# anchor seal question



## GeorgeS (Jun 15, 2015)

So I have an opurtunity to grab some walnut that was cut down about a month ago on a piece of land close to me. The problem is the rounds are so big (cant believe he didnt sell it to a mill) that I cant take them whole. I plan to section them on site and then cut blanks later. How long do I have to seal them up? Im not sure how long it will be before I have more time after getting them home. I dont want to spend a bunch of time on it then find it cracked to hell. I dont have any anchorseal on hand so I need to make a trip to get it next week. Im thinking of grabbing the walnut on Wednesday and it will probably be next weekend before I get the sealer and get back to it.


----------



## davduckman2010 (Jun 15, 2015)

keep it out of the sun and try and seal it asap


----------



## GeorgeS (Jun 15, 2015)

Do you recommend sealing all for sides or just the end grain? Sorry it's my first time!


----------



## DavidDobbs (Jun 15, 2015)

I just seal the ends of walnut.

It is a great one to start on it is so forgiving.

Reactions: Agree 3


----------



## GeorgeS (Jun 16, 2015)

Thank you all very much! I'll let you know how it goes.


----------



## Kevin (Jun 16, 2015)

Walnut dries about as easy as any species you'll find. But get the ends sealed asap.


----------



## Schroedc (Jun 16, 2015)

In a pinch you can use latex house paint if you don't get a chance to get some anchor seal.
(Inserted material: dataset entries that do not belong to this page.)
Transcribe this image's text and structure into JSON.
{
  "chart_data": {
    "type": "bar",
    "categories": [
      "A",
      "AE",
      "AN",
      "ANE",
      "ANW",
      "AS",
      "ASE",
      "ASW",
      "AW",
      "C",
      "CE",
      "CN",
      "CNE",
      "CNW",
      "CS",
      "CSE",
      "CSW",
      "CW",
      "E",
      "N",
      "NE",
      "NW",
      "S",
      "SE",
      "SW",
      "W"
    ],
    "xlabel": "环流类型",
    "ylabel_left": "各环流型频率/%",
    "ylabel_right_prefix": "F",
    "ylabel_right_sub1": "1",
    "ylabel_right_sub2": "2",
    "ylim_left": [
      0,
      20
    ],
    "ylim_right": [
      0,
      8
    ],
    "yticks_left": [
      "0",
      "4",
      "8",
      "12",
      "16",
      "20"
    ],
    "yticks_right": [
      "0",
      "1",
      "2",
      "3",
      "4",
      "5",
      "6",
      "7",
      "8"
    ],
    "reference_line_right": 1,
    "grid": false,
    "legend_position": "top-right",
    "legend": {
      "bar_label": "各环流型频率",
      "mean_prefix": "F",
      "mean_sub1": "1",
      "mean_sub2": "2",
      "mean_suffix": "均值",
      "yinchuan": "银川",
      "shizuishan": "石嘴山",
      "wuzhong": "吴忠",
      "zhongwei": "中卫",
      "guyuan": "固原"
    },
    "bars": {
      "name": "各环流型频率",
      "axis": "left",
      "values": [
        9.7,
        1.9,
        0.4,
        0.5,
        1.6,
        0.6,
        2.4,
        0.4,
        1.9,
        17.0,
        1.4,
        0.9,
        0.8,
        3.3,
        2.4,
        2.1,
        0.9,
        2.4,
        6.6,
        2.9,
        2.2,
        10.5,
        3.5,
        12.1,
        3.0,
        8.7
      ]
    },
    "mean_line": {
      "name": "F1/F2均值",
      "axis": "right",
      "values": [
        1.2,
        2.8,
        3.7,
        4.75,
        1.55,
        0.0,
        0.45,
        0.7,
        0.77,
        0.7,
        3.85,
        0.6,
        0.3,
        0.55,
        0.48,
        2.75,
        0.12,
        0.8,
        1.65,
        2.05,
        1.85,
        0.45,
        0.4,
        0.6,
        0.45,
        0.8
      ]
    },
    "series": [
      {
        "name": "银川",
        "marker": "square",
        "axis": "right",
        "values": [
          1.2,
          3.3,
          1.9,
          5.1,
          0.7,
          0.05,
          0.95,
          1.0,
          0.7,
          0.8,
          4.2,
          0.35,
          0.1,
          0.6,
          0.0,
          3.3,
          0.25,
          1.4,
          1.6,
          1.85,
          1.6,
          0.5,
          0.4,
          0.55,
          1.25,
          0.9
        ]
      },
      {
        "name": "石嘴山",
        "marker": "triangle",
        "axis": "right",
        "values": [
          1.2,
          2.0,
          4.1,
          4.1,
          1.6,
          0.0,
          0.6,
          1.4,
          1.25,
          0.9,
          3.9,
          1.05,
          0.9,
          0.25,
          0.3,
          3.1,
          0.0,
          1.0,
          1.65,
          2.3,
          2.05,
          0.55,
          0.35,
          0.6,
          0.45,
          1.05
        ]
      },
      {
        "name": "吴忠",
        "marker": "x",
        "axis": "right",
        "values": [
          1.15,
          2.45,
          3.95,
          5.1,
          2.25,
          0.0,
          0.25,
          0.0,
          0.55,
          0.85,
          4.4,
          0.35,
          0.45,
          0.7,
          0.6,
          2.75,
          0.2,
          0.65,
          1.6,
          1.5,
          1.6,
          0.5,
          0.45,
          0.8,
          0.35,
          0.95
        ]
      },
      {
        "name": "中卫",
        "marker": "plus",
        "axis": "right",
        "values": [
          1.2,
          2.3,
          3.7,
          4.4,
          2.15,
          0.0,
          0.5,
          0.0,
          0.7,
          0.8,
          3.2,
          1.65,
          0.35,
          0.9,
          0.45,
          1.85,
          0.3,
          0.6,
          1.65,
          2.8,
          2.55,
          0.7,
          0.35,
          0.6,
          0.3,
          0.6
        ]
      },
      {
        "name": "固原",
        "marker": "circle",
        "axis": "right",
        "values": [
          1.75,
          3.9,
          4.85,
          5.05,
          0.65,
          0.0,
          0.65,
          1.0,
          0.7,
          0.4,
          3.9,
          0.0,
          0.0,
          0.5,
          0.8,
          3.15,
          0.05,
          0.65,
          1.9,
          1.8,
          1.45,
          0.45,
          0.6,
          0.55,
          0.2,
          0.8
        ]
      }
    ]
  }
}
I then cut a thin slice of the end off and seal with anchor seal when I get a chance.

Reactions: Agree 2


----------



## GeorgeS (Jun 16, 2015)

Thank you gentleman!


----------



## norman vandyke (Jun 16, 2015)

I can attest to the latex paint. I had to use that this year and it works great. Works in a pinch but anchor seal is definitely better.


----------



## GeorgeS (Jun 16, 2015)

I have a friend who did me a huge favor and stopped into woodcraft for me on his way home. I will grab it tomorrow at work so there will be no delay. Woohoo! The paint idea is a good one to store away for later. Thanks!


----------



## DKMD (Jun 16, 2015)

Just make sure you cut away any checking that is already on the endgrain... Sealing over checks doesn't work out to well. Congrats on the walnut score!


----------



## GeorgeS (Jun 16, 2015)

Thanks Doc!

Reactions: Like 1


----------